Crews removed the monument in five chunks over the course of several hours as a large crowd looked on, WAAY-TV reported.
“It’s just a good time. People are relaxed, they’re cheering,” WAAY-TV quoted Joretha Wright, who watched the removal, as saying.
“It’s just a nice feeling with everything that has been going on and all the tension and division, it’s just nice that something like this that’s caused so much chaos is actually bringing people together,” she said.
A national movement
More than a dozen schools and roads named after Confederate leaders have also been renamed.
Madison County Commissioner JesHenry Malone said in a statement provided to CNN, however, that the debate to find a way to legally remove the statue began internally months before Floyd’s death.
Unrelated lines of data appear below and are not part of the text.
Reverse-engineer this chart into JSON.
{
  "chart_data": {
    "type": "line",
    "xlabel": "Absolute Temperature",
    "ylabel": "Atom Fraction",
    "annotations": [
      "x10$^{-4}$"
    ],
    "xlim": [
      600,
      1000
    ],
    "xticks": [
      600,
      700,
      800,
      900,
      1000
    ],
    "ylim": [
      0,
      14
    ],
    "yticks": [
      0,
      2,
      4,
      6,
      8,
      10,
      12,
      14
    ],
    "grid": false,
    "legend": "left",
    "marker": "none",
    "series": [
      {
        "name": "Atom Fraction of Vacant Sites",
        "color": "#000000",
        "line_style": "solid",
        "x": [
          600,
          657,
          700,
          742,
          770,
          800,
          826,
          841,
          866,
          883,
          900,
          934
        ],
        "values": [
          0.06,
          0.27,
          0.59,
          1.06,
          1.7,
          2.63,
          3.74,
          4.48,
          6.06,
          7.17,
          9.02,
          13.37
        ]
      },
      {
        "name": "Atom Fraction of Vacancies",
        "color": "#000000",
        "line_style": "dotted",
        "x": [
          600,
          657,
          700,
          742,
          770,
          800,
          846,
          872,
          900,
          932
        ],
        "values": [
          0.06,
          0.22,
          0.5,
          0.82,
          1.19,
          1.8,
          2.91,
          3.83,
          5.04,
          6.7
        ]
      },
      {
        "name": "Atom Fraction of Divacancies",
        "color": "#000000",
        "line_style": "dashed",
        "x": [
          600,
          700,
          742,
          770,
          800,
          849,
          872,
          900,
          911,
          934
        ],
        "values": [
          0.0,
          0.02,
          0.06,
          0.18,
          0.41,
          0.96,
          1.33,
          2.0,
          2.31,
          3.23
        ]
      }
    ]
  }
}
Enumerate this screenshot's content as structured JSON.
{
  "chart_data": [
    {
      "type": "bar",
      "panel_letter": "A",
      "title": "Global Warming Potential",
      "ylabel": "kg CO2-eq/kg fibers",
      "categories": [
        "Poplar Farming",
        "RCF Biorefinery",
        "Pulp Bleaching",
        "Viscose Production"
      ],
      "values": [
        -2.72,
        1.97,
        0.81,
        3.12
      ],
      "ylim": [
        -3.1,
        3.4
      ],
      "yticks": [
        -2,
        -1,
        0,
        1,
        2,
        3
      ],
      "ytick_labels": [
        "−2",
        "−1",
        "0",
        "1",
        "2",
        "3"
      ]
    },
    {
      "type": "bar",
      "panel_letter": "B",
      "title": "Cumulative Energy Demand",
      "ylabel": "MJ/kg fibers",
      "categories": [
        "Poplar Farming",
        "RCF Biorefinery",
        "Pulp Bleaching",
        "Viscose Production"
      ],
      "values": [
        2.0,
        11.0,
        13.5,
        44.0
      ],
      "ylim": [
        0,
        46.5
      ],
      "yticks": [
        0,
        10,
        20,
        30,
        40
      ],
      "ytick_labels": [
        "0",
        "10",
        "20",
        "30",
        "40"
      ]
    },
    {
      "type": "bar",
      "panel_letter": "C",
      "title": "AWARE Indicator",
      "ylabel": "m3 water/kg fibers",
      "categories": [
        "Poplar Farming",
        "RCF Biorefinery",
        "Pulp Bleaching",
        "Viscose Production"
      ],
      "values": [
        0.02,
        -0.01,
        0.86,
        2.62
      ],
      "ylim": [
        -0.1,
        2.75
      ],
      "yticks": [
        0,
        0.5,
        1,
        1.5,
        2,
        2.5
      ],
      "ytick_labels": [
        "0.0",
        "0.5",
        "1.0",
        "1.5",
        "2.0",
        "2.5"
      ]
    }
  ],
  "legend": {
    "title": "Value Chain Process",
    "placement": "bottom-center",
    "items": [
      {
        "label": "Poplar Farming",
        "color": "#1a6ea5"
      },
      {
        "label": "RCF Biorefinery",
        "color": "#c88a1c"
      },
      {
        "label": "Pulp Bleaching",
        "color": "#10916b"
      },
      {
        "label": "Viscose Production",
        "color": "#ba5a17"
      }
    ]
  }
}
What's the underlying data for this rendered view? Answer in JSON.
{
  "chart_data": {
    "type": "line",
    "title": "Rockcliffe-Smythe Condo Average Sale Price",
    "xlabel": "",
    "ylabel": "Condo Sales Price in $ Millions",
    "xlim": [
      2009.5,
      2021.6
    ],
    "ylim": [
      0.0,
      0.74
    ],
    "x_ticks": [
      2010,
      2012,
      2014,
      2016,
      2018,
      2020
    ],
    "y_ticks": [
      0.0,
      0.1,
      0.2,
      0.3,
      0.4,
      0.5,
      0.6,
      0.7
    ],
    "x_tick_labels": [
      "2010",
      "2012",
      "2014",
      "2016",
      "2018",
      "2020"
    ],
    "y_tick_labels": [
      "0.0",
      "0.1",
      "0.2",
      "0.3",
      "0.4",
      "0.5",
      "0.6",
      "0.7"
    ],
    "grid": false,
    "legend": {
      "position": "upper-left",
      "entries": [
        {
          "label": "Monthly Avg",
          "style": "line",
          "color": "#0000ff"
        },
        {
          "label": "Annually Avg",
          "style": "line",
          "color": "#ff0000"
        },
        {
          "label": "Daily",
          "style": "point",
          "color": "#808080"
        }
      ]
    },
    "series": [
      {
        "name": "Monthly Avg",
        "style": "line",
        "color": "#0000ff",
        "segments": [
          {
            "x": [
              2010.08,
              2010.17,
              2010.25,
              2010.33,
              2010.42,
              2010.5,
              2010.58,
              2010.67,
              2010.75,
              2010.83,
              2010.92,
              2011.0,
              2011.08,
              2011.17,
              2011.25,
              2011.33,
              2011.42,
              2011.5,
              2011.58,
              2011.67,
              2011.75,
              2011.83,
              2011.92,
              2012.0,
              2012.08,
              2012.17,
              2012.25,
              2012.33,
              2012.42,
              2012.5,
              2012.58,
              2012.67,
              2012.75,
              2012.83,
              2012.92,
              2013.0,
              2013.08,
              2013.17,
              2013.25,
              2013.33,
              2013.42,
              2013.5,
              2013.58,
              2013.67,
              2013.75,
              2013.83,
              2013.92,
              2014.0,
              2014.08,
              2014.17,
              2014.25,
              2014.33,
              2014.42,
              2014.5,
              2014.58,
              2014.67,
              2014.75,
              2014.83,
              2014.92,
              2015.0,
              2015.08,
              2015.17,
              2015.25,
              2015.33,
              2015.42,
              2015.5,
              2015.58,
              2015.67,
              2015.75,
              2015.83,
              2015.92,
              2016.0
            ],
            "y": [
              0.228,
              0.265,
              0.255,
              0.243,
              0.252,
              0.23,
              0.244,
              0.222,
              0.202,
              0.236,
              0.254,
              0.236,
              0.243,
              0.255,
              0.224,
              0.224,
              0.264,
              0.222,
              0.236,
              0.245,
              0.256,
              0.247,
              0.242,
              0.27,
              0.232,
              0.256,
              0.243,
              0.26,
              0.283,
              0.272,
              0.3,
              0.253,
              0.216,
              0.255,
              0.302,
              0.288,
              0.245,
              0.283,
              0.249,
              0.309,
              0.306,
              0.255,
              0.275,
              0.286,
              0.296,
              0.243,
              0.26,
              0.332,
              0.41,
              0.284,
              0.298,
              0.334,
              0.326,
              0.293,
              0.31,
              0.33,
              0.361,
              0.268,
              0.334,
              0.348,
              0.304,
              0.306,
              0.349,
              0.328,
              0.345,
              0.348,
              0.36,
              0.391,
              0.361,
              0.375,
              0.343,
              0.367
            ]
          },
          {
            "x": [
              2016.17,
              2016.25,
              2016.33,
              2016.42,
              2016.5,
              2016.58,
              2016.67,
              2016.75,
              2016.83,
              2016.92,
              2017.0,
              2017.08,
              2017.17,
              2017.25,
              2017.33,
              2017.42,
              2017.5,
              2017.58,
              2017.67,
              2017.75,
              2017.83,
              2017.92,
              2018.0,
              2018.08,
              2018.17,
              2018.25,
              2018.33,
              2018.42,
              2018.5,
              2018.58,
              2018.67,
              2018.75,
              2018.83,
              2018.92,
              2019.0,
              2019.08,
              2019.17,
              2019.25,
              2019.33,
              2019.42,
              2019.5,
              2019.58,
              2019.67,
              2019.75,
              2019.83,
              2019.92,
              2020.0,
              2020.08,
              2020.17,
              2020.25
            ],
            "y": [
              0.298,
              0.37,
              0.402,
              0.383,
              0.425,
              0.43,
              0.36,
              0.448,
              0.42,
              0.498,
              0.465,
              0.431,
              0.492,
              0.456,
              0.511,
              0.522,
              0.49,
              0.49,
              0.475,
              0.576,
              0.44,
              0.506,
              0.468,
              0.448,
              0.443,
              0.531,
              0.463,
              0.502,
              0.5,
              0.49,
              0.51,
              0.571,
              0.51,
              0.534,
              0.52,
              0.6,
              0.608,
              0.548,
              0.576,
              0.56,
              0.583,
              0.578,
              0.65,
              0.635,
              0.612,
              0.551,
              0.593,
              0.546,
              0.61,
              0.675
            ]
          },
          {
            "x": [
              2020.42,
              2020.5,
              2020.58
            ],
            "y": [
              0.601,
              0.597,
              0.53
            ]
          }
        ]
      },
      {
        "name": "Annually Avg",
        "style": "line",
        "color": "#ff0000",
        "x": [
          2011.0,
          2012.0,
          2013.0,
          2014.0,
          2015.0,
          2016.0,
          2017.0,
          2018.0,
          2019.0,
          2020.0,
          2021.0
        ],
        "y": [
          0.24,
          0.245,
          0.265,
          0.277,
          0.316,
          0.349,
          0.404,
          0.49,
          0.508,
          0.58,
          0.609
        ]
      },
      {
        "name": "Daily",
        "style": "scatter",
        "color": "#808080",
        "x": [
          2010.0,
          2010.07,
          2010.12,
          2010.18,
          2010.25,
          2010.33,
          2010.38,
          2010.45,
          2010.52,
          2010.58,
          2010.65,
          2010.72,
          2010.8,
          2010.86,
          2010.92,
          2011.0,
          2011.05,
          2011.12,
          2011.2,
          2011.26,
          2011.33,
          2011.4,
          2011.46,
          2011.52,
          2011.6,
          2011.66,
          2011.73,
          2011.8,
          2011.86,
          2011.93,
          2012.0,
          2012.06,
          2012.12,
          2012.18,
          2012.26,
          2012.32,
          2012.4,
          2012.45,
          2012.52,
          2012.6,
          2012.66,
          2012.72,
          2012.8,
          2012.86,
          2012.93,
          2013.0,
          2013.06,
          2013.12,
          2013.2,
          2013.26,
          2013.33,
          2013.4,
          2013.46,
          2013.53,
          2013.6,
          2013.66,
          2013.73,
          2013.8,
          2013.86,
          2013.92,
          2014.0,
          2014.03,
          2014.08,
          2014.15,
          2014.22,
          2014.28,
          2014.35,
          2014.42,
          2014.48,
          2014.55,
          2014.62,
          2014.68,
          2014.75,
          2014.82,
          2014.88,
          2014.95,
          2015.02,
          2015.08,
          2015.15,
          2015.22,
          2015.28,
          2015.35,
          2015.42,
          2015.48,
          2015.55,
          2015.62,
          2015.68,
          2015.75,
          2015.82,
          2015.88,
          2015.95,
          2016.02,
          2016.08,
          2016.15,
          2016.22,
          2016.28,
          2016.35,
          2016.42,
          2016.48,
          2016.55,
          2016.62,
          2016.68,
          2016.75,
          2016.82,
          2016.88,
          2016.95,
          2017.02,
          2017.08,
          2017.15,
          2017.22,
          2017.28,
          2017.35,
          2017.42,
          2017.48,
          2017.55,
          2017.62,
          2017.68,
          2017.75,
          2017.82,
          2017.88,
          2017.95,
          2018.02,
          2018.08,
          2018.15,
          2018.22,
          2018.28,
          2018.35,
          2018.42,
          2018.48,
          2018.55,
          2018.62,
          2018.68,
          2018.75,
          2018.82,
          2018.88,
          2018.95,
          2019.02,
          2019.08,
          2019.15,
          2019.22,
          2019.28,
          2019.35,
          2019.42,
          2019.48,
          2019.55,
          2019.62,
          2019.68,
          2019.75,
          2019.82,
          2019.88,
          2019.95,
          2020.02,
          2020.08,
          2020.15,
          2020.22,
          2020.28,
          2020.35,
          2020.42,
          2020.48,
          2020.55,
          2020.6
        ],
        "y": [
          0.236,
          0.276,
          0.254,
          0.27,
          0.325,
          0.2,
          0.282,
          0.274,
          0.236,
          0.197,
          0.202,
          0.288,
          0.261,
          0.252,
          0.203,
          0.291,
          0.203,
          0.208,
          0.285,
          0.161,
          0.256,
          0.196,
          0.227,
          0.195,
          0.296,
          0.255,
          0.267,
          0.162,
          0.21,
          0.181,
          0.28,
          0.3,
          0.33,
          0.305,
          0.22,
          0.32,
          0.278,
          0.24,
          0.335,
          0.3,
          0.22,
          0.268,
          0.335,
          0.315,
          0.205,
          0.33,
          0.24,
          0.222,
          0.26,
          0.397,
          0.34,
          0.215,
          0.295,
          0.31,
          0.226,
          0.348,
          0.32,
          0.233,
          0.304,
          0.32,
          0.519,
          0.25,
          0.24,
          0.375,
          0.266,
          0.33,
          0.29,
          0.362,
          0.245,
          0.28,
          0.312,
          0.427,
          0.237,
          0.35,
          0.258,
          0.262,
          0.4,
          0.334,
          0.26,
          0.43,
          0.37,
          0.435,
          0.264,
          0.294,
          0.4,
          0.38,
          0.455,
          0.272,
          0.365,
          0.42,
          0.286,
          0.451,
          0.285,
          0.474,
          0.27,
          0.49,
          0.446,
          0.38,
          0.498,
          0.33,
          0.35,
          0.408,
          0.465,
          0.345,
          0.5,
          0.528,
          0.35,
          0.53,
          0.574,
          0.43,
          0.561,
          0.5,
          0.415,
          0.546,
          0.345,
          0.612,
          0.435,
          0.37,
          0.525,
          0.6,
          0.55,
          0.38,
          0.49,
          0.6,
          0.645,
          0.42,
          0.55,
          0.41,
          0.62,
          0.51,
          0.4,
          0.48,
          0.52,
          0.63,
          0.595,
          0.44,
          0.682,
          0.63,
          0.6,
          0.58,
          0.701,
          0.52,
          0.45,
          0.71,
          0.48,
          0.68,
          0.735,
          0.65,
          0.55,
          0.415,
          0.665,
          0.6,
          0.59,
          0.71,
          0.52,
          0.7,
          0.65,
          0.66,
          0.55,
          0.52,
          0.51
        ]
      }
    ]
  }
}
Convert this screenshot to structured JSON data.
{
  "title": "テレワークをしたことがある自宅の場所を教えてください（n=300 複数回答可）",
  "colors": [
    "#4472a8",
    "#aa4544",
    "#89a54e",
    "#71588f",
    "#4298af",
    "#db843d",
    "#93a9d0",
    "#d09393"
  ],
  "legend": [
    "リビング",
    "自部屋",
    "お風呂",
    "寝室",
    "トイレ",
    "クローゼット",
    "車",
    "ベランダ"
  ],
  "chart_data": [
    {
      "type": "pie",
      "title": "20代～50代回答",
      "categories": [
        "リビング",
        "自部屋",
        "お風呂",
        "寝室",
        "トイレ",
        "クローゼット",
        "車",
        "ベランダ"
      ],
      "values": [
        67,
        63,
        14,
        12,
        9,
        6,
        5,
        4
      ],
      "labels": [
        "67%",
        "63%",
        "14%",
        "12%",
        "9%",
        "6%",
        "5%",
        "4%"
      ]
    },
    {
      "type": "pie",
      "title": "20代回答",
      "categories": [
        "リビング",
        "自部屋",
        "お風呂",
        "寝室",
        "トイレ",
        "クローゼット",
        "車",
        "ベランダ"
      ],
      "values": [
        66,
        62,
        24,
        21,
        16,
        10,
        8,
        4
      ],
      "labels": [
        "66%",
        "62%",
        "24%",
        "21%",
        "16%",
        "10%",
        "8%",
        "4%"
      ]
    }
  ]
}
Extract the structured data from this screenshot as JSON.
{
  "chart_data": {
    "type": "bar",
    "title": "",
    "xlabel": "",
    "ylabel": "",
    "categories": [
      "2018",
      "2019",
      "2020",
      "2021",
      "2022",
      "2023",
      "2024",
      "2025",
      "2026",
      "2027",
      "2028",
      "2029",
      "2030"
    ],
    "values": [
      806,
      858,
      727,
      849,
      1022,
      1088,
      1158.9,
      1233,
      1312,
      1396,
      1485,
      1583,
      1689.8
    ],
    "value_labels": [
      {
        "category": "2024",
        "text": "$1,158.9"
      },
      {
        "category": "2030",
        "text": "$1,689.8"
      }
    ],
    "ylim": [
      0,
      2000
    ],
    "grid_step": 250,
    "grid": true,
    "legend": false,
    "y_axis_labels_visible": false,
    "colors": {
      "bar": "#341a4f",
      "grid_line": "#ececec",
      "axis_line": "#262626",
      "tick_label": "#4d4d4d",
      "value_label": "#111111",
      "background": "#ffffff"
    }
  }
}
“We know that government can be bureaucratic at times and often slower than what we would prefer, but we had no desire to violate our oaths of office to appease public sentiment,” Malone stated.
Plus, they were battling Alabama’s Memorial Preservation Act, enacted in 2017, which bars the removal, renaming and alteration of monuments, memorial streets, and memorial or architecturally significant buildings that have been located on public property for 40 or more years.
‘A day for continued growth and healing’
Malone said he had received three letters in opposition to the monument’s removal.
One member of the United Daughters of the Confederacy stated in an affidavit that she fears the statue wouldn’t be as protected at the cemetery as at its courthouse location, with lights and more public police presence, according to WAAY-TV.
Malone knows not everyone is celebrating the move.
“Today is a monumental day… I will not mark this day as a day of celebration but rather a day of continued growth and healing,” Malone said in his statement.
As for what will go in the spot where the controversial memorial stood, Malone told CNN they will soon have a new administrative building, and they hope to expand the current courthouse.